- Theatrical release poster
- Directed by: Chito S. Roño
- Screenplay by: Aloy Adlawan; Chito S. Roño;
- Story by: Chris Martinez; Chito S. Roño;
- Produced by: Tess V. Fuentes
- Starring: Maricel Soriano; Mika Dela Cruz; Derek Ramsay;
- Cinematography: Eli Balce
- Edited by: Manet Dayrit
- Music by: Carmina Robles-Cuya
- Production companies: Star Cinema Roadrunner Films
- Distributed by: Star Cinema
- Release date: April 11, 2009;
- Running time: 100 minutes
- Country: Philippines
- Language: Filipino
- Box office: ₱95 million

= T2 (2009 film) =

2009 Filipino supernatural horror film

T2 (also known as Tenement 2) is a 2009 Filipino supernatural horror film directed by Chito S. Roño and starring Maricel Soriano. "T2" refers to Tenement 2, one of the buildings in Barangay Western Bicutan in Taguig where some of the scenes were shot. In the film, Maricel Soriano plays a travel agent and Save an Orphan Foundation volunteer who brings an orphan home only to discover that the girl comes from a family of Engkantos.

Produced and distributed by Star Cinema, the film was released on April 11, 2009.

==Plot==
Airline agent Claire and Elias pick up Angeli, who is scheduled to be adopted. Upon arriving at Tenement 2, where Angeli's new parents are staying, they only find Tess, Melissa and Domeng. Angeli pleads with Claire to not leave her no matter what happens, and writes a letter to her which is not to be read until a specified time.

As Elias searches for the sleeping Angeli and Claire, he is attacked and killed by entities. Claire wakes up to find Angeli missing and searches for her only to find Elias' corpse. She then finds Angeli being possessed only to be awaken back to her consciousness through Claire's presence. Angeli pleads again Claire not to leave her and decides to escape the building but are overwhelmed and separated by a huge swarm of rats summoned by the entities. Claire is saved by a mysterious lady using her magic lamp. The lady then tells her to run quickly and be ready before midnight (which is three in the morning for the entities, which was revealed are Fairies).

Angeli is taken by the fairies while the lady explains to Claire the truth about Angeli and the fairies. She reveals that she too had a child with a fairy whom she raised in the human world but was taken by the fairies to their world when she reached the age of nine as per the fairies' customs.

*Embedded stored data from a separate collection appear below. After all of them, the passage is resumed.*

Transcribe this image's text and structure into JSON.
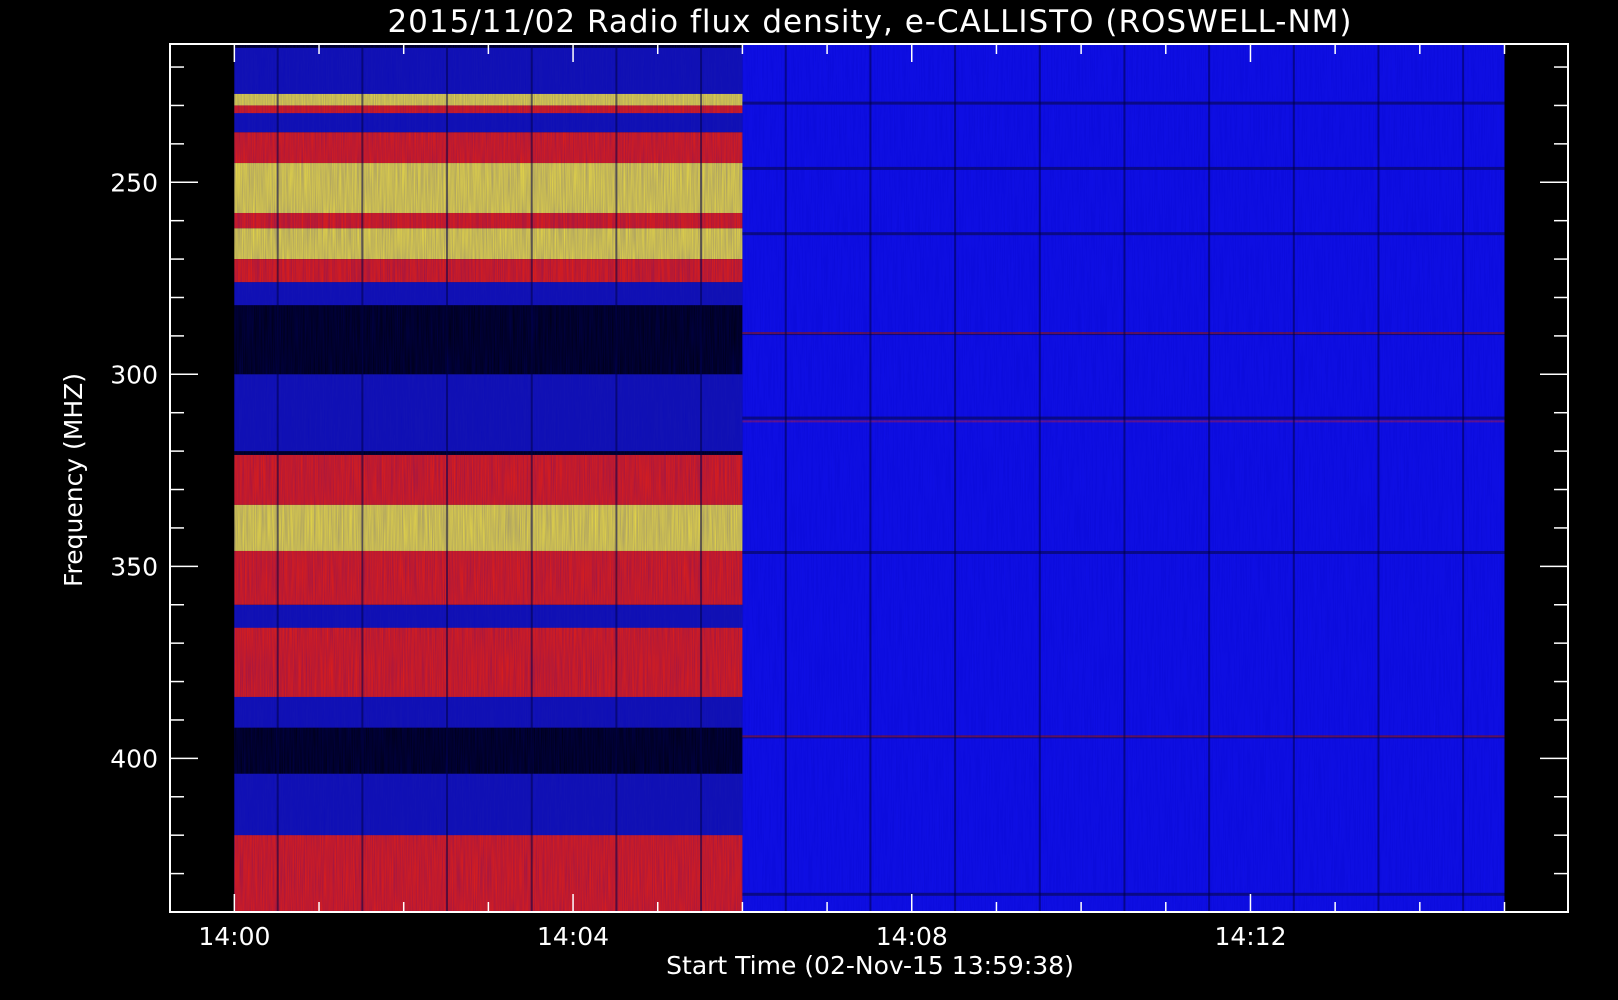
{
  "chart_data": {
    "type": "heatmap",
    "title": "2015/11/02  Radio flux density, e-CALLISTO (ROSWELL-NM)",
    "xlabel": "Start Time (02-Nov-15 13:59:38)",
    "ylabel": "Frequency (MHZ)",
    "x_ticks": [
      "14:00",
      "14:04",
      "14:08",
      "14:12"
    ],
    "y_ticks": [
      "250",
      "300",
      "350",
      "400"
    ],
    "ylim": [
      440,
      214
    ],
    "xlim_minutes_after_1400": [
      -0.76,
      15.75
    ],
    "data_time_range_minutes_after_1400": [
      0,
      15
    ],
    "transition_minute": 6.0,
    "grid": false,
    "colors": {
      "background": "#000000",
      "axes": "#ffffff",
      "low": "#1010e8",
      "mid": "#e82010",
      "high": "#f0e040"
    },
    "intensity_bands_mhz": [
      {
        "from": 227,
        "to": 230,
        "level": "high"
      },
      {
        "from": 230,
        "to": 232,
        "level": "mid"
      },
      {
        "from": 237,
        "to": 245,
        "level": "mid"
      },
      {
        "from": 245,
        "to": 258,
        "level": "high"
      },
      {
        "from": 258,
        "to": 262,
        "level": "mid"
      },
      {
        "from": 262,
        "to": 270,
        "level": "high"
      },
      {
        "from": 270,
        "to": 276,
        "level": "mid"
      },
      {
        "from": 321,
        "to": 334,
        "level": "mid"
      },
      {
        "from": 334,
        "to": 346,
        "level": "high"
      },
      {
        "from": 346,
        "to": 360,
        "level": "mid"
      },
      {
        "from": 366,
        "to": 384,
        "level": "mid"
      },
      {
        "from": 420,
        "to": 440,
        "level": "mid"
      }
    ]
  }
}
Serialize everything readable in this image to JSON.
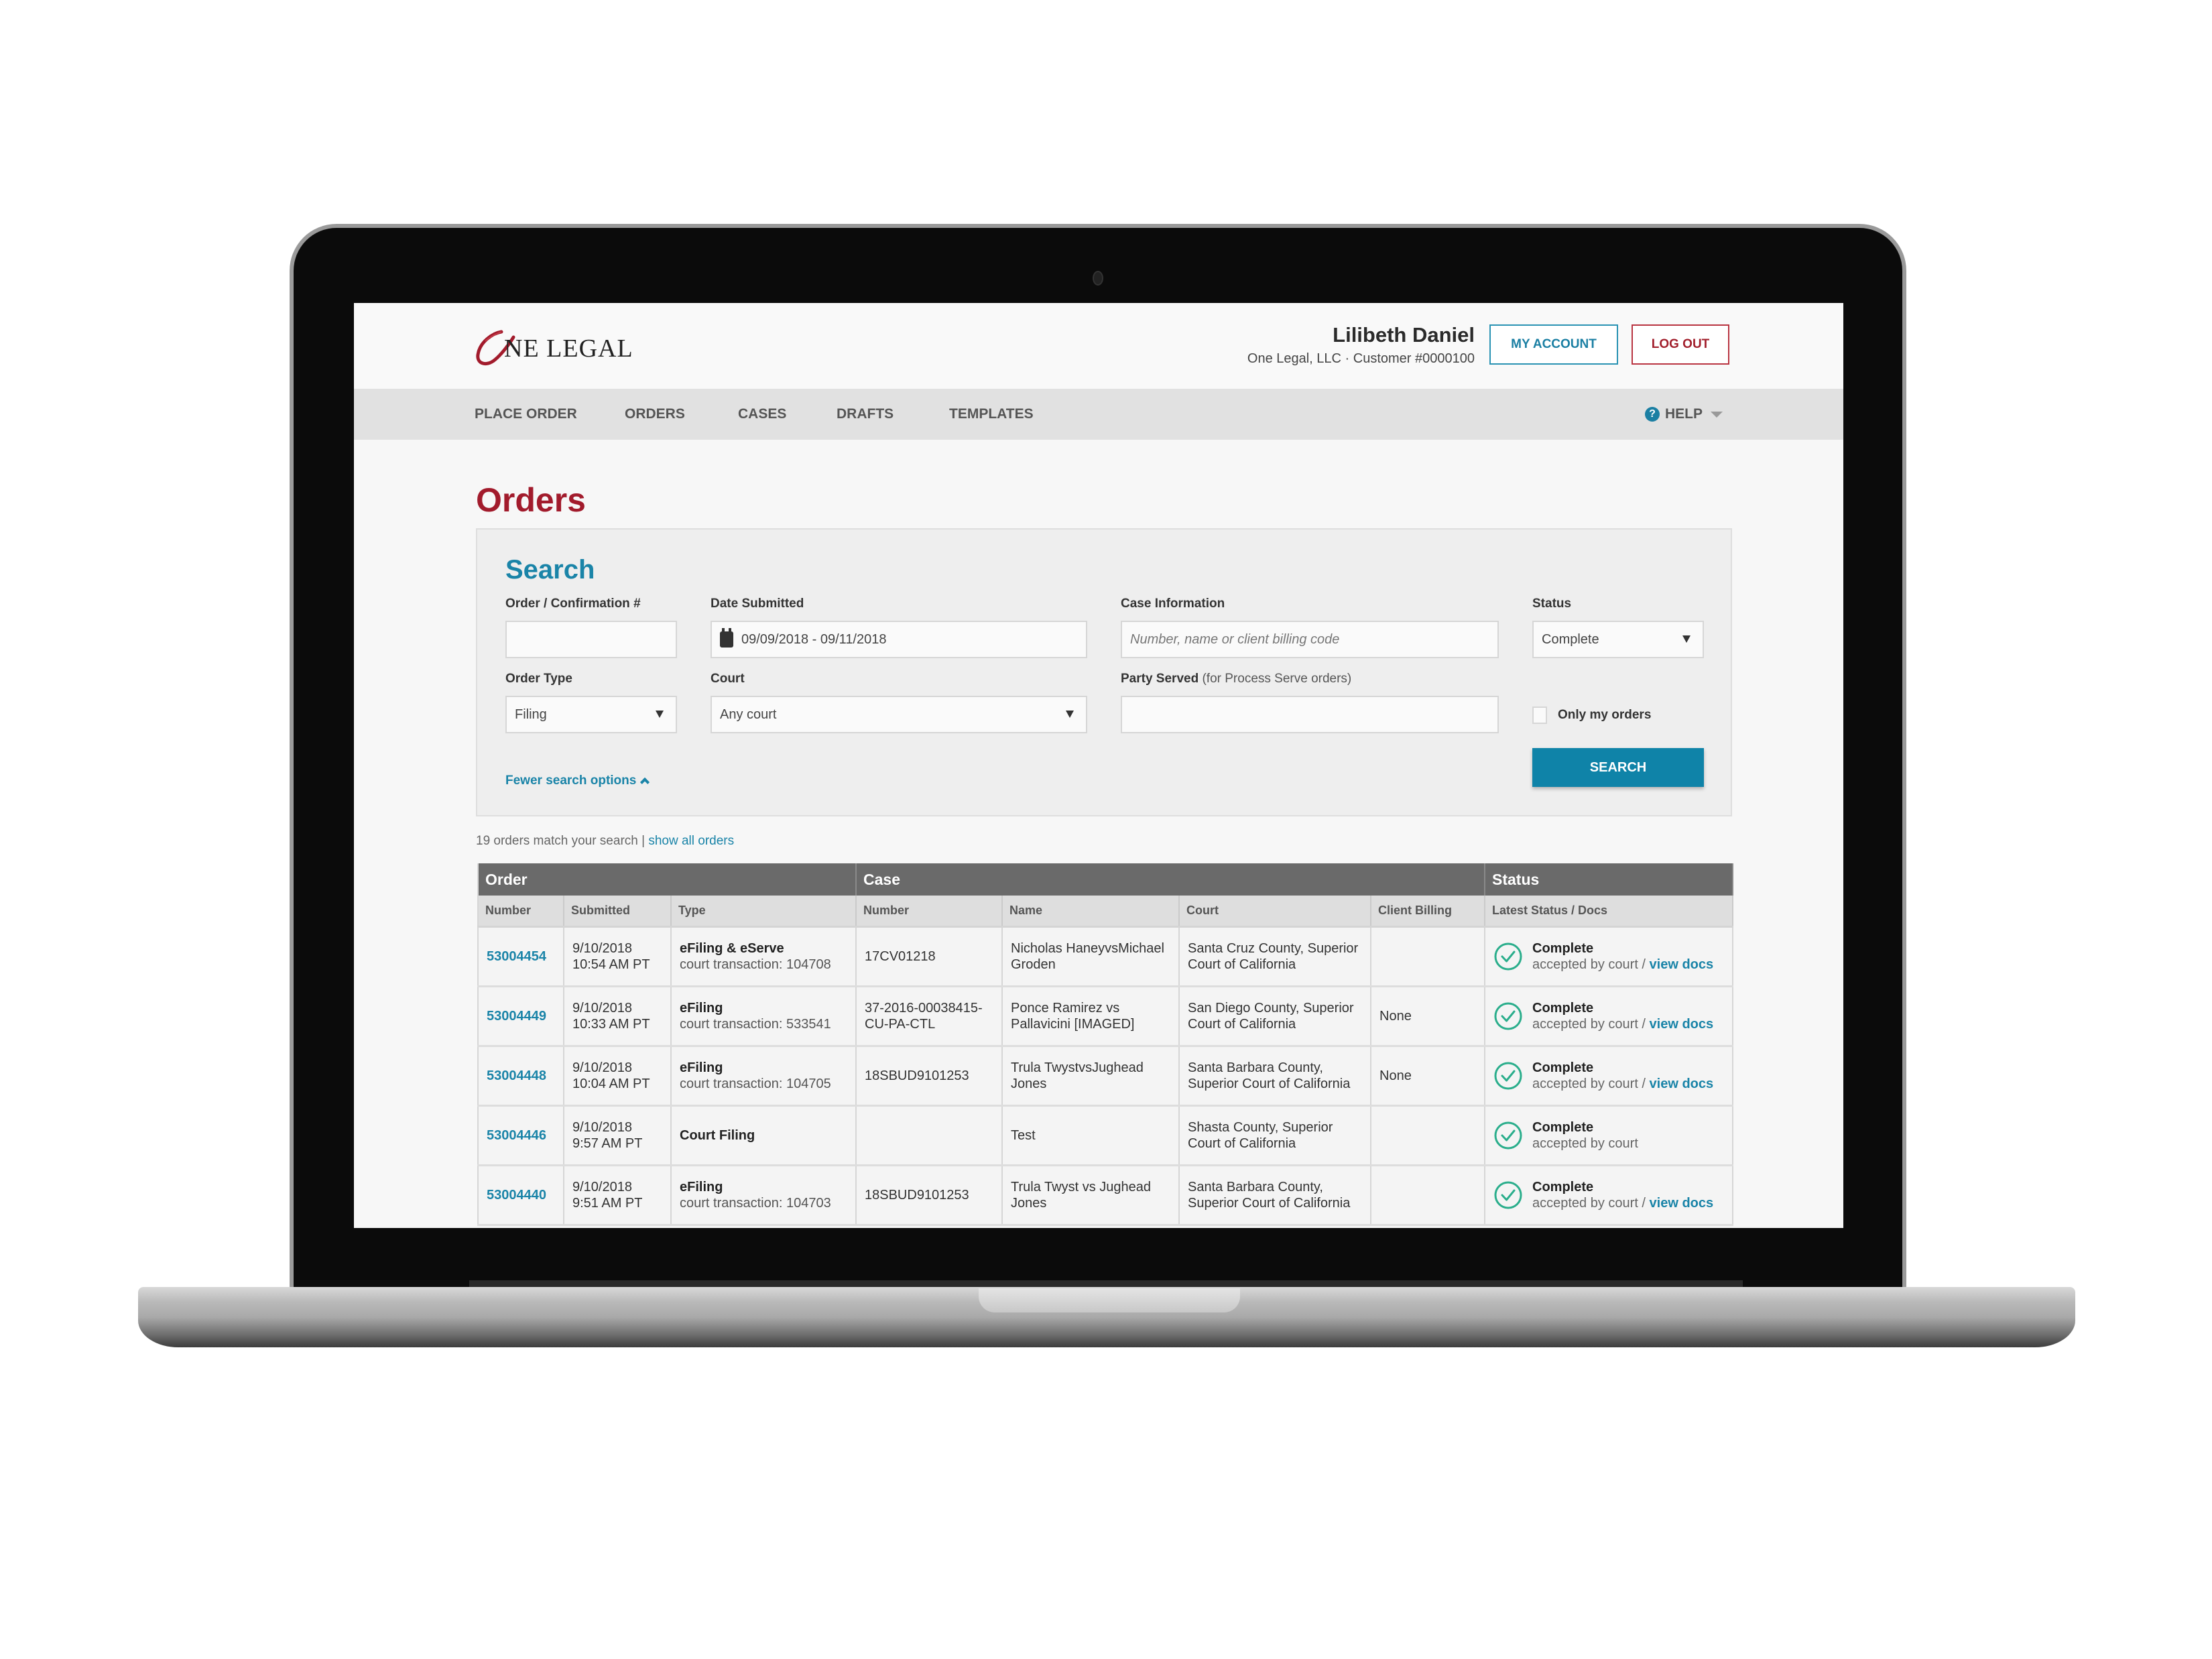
{
  "header": {
    "logo_initial": "O",
    "logo_text": "NE LEGAL",
    "user_name": "Lilibeth Daniel",
    "user_sub": "One Legal, LLC · Customer #0000100",
    "my_account_label": "MY ACCOUNT",
    "logout_label": "LOG OUT"
  },
  "nav": {
    "items": [
      {
        "label": "PLACE ORDER"
      },
      {
        "label": "ORDERS"
      },
      {
        "label": "CASES"
      },
      {
        "label": "DRAFTS"
      },
      {
        "label": "TEMPLATES"
      }
    ],
    "help_label": "HELP",
    "help_icon_glyph": "?"
  },
  "page_title": "Orders",
  "search": {
    "title": "Search",
    "order_confirmation": {
      "label": "Order / Confirmation #",
      "value": ""
    },
    "date_submitted": {
      "label": "Date Submitted",
      "value": "09/09/2018 - 09/11/2018"
    },
    "case_information": {
      "label": "Case Information",
      "placeholder": "Number, name or client billing code",
      "value": ""
    },
    "status": {
      "label": "Status",
      "value": "Complete"
    },
    "order_type": {
      "label": "Order Type",
      "value": "Filing"
    },
    "court": {
      "label": "Court",
      "value": "Any court"
    },
    "party_served": {
      "label": "Party Served",
      "label_note": "(for Process Serve orders)",
      "value": ""
    },
    "only_my_orders": {
      "label": "Only my orders",
      "checked": false
    },
    "fewer_options_label": "Fewer search options",
    "search_button_label": "SEARCH"
  },
  "results": {
    "count_text": "19 orders match your search |",
    "show_all_label": "show all orders"
  },
  "table": {
    "groups": [
      "Order",
      "Case",
      "Status"
    ],
    "columns": [
      "Number",
      "Submitted",
      "Type",
      "Number",
      "Name",
      "Court",
      "Client Billing",
      "Latest Status / Docs"
    ],
    "rows": [
      {
        "order_number": "53004454",
        "submitted_date": "9/10/2018",
        "submitted_time": "10:54 AM PT",
        "type": "eFiling & eServe",
        "type_sub": "court transaction: 104708",
        "case_number": "17CV01218",
        "case_name": "Nicholas HaneyvsMichael Groden",
        "court": "Santa Cruz County, Superior Court of California",
        "client_billing": "",
        "status": "Complete",
        "status_sub": "accepted by court",
        "docs_label": "view docs"
      },
      {
        "order_number": "53004449",
        "submitted_date": "9/10/2018",
        "submitted_time": "10:33 AM PT",
        "type": "eFiling",
        "type_sub": "court transaction: 533541",
        "case_number": "37-2016-00038415-CU-PA-CTL",
        "case_name": "Ponce Ramirez vs Pallavicini [IMAGED]",
        "court": "San Diego County, Superior Court of California",
        "client_billing": "None",
        "status": "Complete",
        "status_sub": "accepted by court",
        "docs_label": "view docs"
      },
      {
        "order_number": "53004448",
        "submitted_date": "9/10/2018",
        "submitted_time": "10:04 AM PT",
        "type": "eFiling",
        "type_sub": "court transaction: 104705",
        "case_number": "18SBUD9101253",
        "case_name": "Trula TwystvsJughead Jones",
        "court": "Santa Barbara County, Superior Court of California",
        "client_billing": "None",
        "status": "Complete",
        "status_sub": "accepted by court",
        "docs_label": "view docs"
      },
      {
        "order_number": "53004446",
        "submitted_date": "9/10/2018",
        "submitted_time": "9:57 AM PT",
        "type": "Court Filing",
        "type_sub": "",
        "case_number": "",
        "case_name": "Test",
        "court": "Shasta County, Superior Court of California",
        "client_billing": "",
        "status": "Complete",
        "status_sub": "accepted by court",
        "docs_label": ""
      },
      {
        "order_number": "53004440",
        "submitted_date": "9/10/2018",
        "submitted_time": "9:51 AM PT",
        "type": "eFiling",
        "type_sub": "court transaction: 104703",
        "case_number": "18SBUD9101253",
        "case_name": "Trula Twyst vs Jughead Jones",
        "court": "Santa Barbara County, Superior Court of California",
        "client_billing": "",
        "status": "Complete",
        "status_sub": "accepted by court",
        "docs_label": "view docs"
      }
    ]
  },
  "colors": {
    "brand_red": "#a21b2c",
    "accent_blue": "#1a84a8",
    "success_green": "#2bae8c"
  }
}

The lady tells Claire not to let Angeli be taken away as it is believed that love nor emotion do not exist in the fairy world. Both decided to go back where Angeli's room and find her letters as they encounter monsters on their way to the fairy world, where the lady finally found her child, who rejects her believing that she doesn't have any family in their dimension.

Isabel, one of the fairies, introduces herself as Angeli's mother and tells Angeli's backstory. Claire's husband Jeremy searches for Claire in the building as everyone awaits for Angeli's decision. But before she decides, she is confronted by Claire who reads the letters and memories of her life with her human father who was blinded after the apparent death of his fairy wife, which occurred after her true identity was revealed. Angeli then breaks down remembering her father.

The fairies then challenges Claire for Angeli or Jeremy's lives. Angered, Angeli then threatens her mother that she will not join them upon reaching adulthood unless they guarantee not to harm Jeremy, to which the fairies agree. The lady then kills all the fairies using a potion before being overwhelmed by a rat swarm. They then wake up in real life being found by Jeremy.

Afterwards, Angeli is adopted by Claire and Jeremy and goes to her new school where she encounters fairies and her fairy mother, who turns out to be her teacher.

==Cast==

- Maricel Soriano as Claire
- Mika Dela Cruz as Angeli
- Derek Ramsay as Jeremy
- Eric Fructuoso as Elias
- Tetchie Agbayani as Rita
- Camille Prats as Tess
- K Brosas as Melissa
- Mon Confiado as Domeng
- Carmen Soo as Isabel
- John Lloyd Cruz as Gary
- Julia Montes as Rita's daughter
- Evangeline Pascual as Mrs. Villamin
- Mosang as Manghihilot

==Reception==
===Box office===
T2 was a commercial success. The film earned ₱28 million in its first two days and over ₱75 million in box-office receipts within its first two weeks.

===Critical response===
T2 was graded B by the Cinema Evaluation Board.